To attain a more precise AMPs release control, a strategy to coat AMPs-loaded MSNs with proteins was developed. Protein capped MSNs retained the AMPs in absence of proteases, while protease-triggered degradation of the capping led to a ~85% AMPs release. Protease activity is typically highly upregulated in infected wounds and the protease responsive AMPs release can thus facilitate efficient infection control. In addition to controlled AMPs delivery, this thesis explores novel AMPs designs. Starting with PLNC8 β, iterations of truncations, amino acid substitutions, and lipidation, lead to the discovery of a new class of sequence-optimized antimicrobial peptides (SOAPs) with broad-spectrum activity and potent antimicrobial action in the micromolar concentration range. To further enhance their efficacy and reduce the required dosage, SOAP peptides were loaded onto self-assembled BC-silver nanoparticle (AgNP) composite dressings, allowing for the simultaneous delivery of AMPs and silver ions.

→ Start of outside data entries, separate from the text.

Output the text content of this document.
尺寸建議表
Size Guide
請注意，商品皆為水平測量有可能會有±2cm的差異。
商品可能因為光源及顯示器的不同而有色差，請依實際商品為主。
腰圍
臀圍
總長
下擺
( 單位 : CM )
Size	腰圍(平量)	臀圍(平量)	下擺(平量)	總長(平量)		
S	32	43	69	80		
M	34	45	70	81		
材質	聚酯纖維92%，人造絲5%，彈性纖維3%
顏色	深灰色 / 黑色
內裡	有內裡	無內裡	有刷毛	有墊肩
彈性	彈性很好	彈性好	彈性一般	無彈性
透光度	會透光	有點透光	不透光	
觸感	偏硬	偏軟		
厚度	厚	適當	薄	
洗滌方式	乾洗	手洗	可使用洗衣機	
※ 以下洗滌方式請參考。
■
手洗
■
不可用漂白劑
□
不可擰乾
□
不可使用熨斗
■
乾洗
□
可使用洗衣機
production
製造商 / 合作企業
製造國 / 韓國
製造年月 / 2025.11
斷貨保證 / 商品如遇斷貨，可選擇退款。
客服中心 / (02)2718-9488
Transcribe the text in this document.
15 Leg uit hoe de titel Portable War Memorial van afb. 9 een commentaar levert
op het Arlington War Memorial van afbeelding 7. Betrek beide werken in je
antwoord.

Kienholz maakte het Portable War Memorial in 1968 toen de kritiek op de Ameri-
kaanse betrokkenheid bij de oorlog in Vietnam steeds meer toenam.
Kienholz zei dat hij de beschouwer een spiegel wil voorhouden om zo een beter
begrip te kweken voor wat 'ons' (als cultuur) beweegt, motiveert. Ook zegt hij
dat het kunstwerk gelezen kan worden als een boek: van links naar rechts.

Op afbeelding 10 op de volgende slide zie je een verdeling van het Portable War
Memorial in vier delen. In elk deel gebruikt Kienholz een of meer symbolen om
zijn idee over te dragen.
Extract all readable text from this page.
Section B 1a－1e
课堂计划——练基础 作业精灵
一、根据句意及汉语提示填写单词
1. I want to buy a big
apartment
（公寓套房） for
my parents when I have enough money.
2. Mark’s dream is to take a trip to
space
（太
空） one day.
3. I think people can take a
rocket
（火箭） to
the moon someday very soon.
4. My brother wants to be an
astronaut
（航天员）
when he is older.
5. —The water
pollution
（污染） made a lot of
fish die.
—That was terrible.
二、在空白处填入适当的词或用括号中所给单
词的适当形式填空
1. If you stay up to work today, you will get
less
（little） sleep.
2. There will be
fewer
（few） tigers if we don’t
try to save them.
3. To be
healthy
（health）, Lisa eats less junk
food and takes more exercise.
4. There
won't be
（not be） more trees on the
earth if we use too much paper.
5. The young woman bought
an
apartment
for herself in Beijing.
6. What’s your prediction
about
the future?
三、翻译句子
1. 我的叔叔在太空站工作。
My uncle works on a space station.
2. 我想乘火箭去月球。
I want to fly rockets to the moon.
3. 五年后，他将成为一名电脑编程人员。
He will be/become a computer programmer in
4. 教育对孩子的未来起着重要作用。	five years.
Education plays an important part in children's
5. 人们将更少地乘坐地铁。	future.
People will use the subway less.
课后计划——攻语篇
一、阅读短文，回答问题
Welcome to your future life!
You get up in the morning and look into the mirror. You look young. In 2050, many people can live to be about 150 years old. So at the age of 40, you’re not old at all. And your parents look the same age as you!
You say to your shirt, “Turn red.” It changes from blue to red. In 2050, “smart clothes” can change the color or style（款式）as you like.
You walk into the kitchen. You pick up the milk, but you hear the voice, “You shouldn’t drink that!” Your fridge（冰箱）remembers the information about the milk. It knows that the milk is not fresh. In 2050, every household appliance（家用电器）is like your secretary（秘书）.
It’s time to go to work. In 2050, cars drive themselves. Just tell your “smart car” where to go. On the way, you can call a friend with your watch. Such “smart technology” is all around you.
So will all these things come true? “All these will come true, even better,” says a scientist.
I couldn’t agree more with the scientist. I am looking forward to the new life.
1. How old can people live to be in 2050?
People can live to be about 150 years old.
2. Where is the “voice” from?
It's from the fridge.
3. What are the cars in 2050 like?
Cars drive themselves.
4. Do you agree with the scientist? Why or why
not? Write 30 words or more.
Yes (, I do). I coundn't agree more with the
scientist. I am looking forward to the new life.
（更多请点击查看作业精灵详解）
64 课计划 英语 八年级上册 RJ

Beyond infection treatment, this work also explores the potential of BC-MSN composite materials for wound infection detection. The high surface area of the composite was utilized to immobilize a pH-responsive molecule capable of detecting pH changes in the wound microenvironment indicative of infection. The immediate color change of the dressings in infected wounds could enable early and non-invasive wound status monitoring.

Overall, the functionalization strategies presented in this thesis provide a highly adaptable platform for development of multifunctional antimicrobial nano-cellulose wound dressings, offering new possibilities for advanced wound care.